Matilda clucked her tongue and scowled at him. ‘Still the crowner, John? Will you not let it rest for a moment? No, she said nothing, and I did not bring the matter up. She needs peace and forgetfulness for a time, not inquisition.’

As he helped her on with her heavy serge cloak, she commented, ‘Where on earth can this Edgar be? You’d think her betrothed would have been around here at the gallop – he lodges only down at Fore Street with the leech Nicholas.’

John had forgotten the fiancé, but now realised that Edgar must have gone with his father, Joseph, down to Torre to identify the wreck and the dead sailors.

When he told Matilda, she exploded. ‘You sent word to them yesterday! They must have ridden out before dusk and stayed on the way. The boy will still not know that his fiancée has been deflowered.’ In spite of the tragedy, she was excited at all this drama unfolding before her very eyes. ‘You must ride and tell him before he returns home, to prepare him for the shock,’ she ranted. ‘Maybe he will not be so keen on a wedding when he hears this.’
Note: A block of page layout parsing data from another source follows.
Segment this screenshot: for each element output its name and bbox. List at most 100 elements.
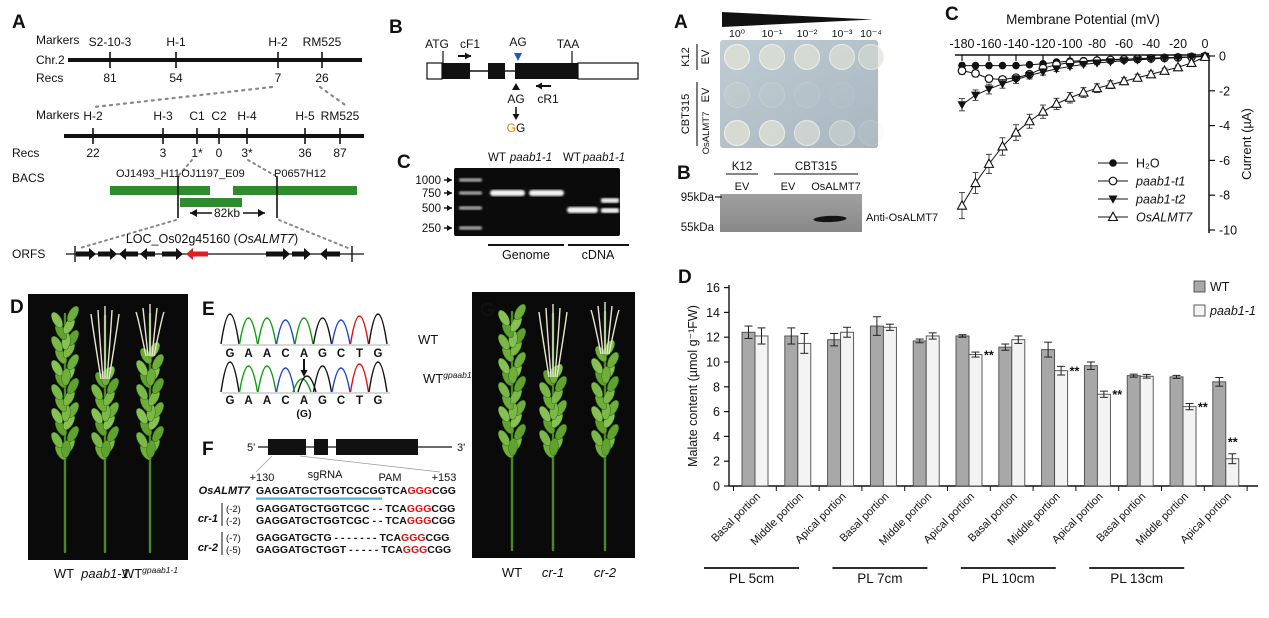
spikelet	[136, 359, 148, 377]
marker-name: S2-10-3	[89, 35, 132, 49]
orf-arrowhead	[140, 248, 147, 260]
marker-name: H-3	[153, 109, 173, 123]
data-marker	[970, 177, 981, 188]
degenerated-apical-tip	[606, 305, 613, 355]
data-marker	[1010, 126, 1022, 137]
base-call-letter: C	[337, 395, 345, 407]
data-marker	[1078, 86, 1089, 97]
legend-entry-label: paab1-t1	[1135, 175, 1185, 189]
panicle-length-group-label: PL 10cm	[982, 571, 1035, 586]
spikelet	[67, 425, 79, 443]
pcr-band	[529, 190, 564, 196]
splice-site-triangle-icon	[514, 53, 522, 61]
orf-arrow-body	[98, 251, 110, 257]
spikelet	[146, 440, 156, 458]
spikelet	[51, 407, 63, 425]
arrowhead	[536, 82, 542, 90]
orf-arrow-body	[126, 251, 138, 257]
panel-label-E: E	[202, 299, 215, 320]
tspan-shape: cr-1	[542, 565, 564, 580]
data-marker	[997, 140, 1008, 151]
chromatogram-peak	[331, 367, 351, 393]
arrowhead	[512, 114, 520, 120]
sequence-row: GAGGATGCTGGTCGC - - TCAGGGCGG	[256, 515, 455, 527]
bar-paab1-1	[1011, 339, 1026, 487]
data-marker	[1037, 105, 1049, 116]
data-marker	[984, 74, 994, 84]
bacterial-spot	[828, 43, 856, 71]
panel-label-F: F	[202, 439, 214, 460]
spikelet	[514, 375, 526, 393]
tspan-shape: WT	[423, 371, 443, 386]
bar-paab1-1	[882, 326, 897, 487]
heterozygous-allele-note: (G)	[296, 408, 311, 420]
construct-label: EV	[700, 49, 712, 64]
bar-wt	[869, 325, 884, 487]
spikelet	[136, 383, 148, 401]
data-marker	[1012, 61, 1020, 70]
chromatogram-peak	[220, 361, 240, 393]
degenerated-apical-tip	[108, 313, 120, 380]
spikelet	[67, 305, 79, 323]
y-tick-label: 10	[706, 356, 720, 370]
bar-wt	[827, 339, 842, 487]
x-tick-label: -20	[1169, 37, 1187, 51]
arrowhead	[258, 209, 265, 217]
data-marker	[1172, 61, 1184, 72]
data-marker	[1109, 159, 1117, 167]
y-tick-label: 4	[713, 430, 720, 444]
tspan-shape: WT	[502, 565, 522, 580]
marker-name: C2	[211, 109, 227, 123]
exon-box	[442, 63, 470, 79]
data-marker	[1186, 57, 1197, 68]
gel-lane-label: paab1-1	[582, 152, 625, 164]
spikelet	[508, 438, 518, 456]
wt-dinucleotide-label: AG	[507, 92, 524, 106]
legend-entry-label: OsALMT7	[1136, 211, 1193, 225]
data-marker	[1173, 54, 1183, 63]
bar-paab1-1	[840, 331, 855, 487]
data-marker	[1160, 54, 1169, 64]
y-tick-label: 2	[713, 455, 720, 469]
tspan-shape: )	[294, 232, 298, 246]
data-marker	[1092, 59, 1102, 68]
spikelet	[607, 351, 619, 369]
dilution-label: 10⁻⁴	[860, 28, 882, 40]
data-marker	[1079, 60, 1088, 70]
panel-label-D: D	[10, 297, 24, 318]
tspan-shape: cr-2	[594, 565, 617, 580]
spikelet	[152, 353, 164, 371]
base-call-letter: A	[244, 395, 252, 407]
spikelet	[498, 333, 510, 351]
blot-lane-label: OsALMT7	[811, 181, 861, 193]
data-marker	[1133, 56, 1142, 65]
data-marker	[1038, 68, 1048, 77]
exon-box	[268, 439, 306, 455]
spikelet	[61, 440, 71, 458]
genotype-label: WT	[502, 565, 522, 580]
ladder-size-label: 500	[422, 203, 441, 215]
bar-paab1-1	[754, 335, 769, 487]
chromatogram-peak	[368, 313, 388, 345]
pcr-band	[601, 208, 619, 213]
bar-paab1-1	[968, 354, 983, 487]
orf-arrow-body	[193, 251, 208, 257]
degenerated-apical-tip	[151, 307, 158, 357]
five-prime-label: 5'	[247, 442, 255, 454]
sequence-row: GAGGATGCTGGT - - - - - TCAGGGCGG	[256, 544, 451, 556]
base-call-letter: A	[263, 348, 271, 360]
construct-label: OsALMT7	[701, 112, 712, 155]
data-marker	[985, 61, 993, 70]
spikelet	[539, 381, 551, 399]
bacterial-spot	[828, 81, 856, 109]
chromosome-label: Chr.2	[36, 53, 65, 67]
degenerated-apical-tip	[608, 309, 620, 355]
base-call-letter: G	[318, 348, 327, 360]
tspan-shape: CGG	[427, 544, 451, 556]
spikelet	[107, 377, 119, 395]
spikelet	[591, 429, 603, 447]
base-call-letter: A	[300, 395, 308, 407]
tspan-shape: WT	[54, 566, 74, 581]
start-codon-label: ATG	[425, 37, 449, 51]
John rubbed the dark stubble on his lean jaw. How was he best to fit together all these tasks? He felt like a juggler at the Martinmas fair, with six balls in the air at once.

He had to have the Topsham people to identify the sailors’ bodies, and he had to hold an inquest with them present. In the circumstances, it was a lot to ask them to ride back to Torbay again tomorrow, especially after they learned of the assault on Christina. It would take them the better part of a day’s ride, especially with the short hours of December daylight. ‘You’re right, madam. I must ride down and meet them, to take them back to Torre. I will have to hold the inquest tonight or first thing in the morning, while they are still there – then hurry home to see what has developed with this ravishment.’

John had a few words with the anguished portreeve, then escorted his wife back to Martin’s Lane, as she was stridently declaiming that things had come to a pretty pass in Exeter if a good woman couldn’t walk the streets in safety. In the busy daylight, she was hardly at any risk – and, John thought bitterly, it would be a brave man who tried anything with Matilda.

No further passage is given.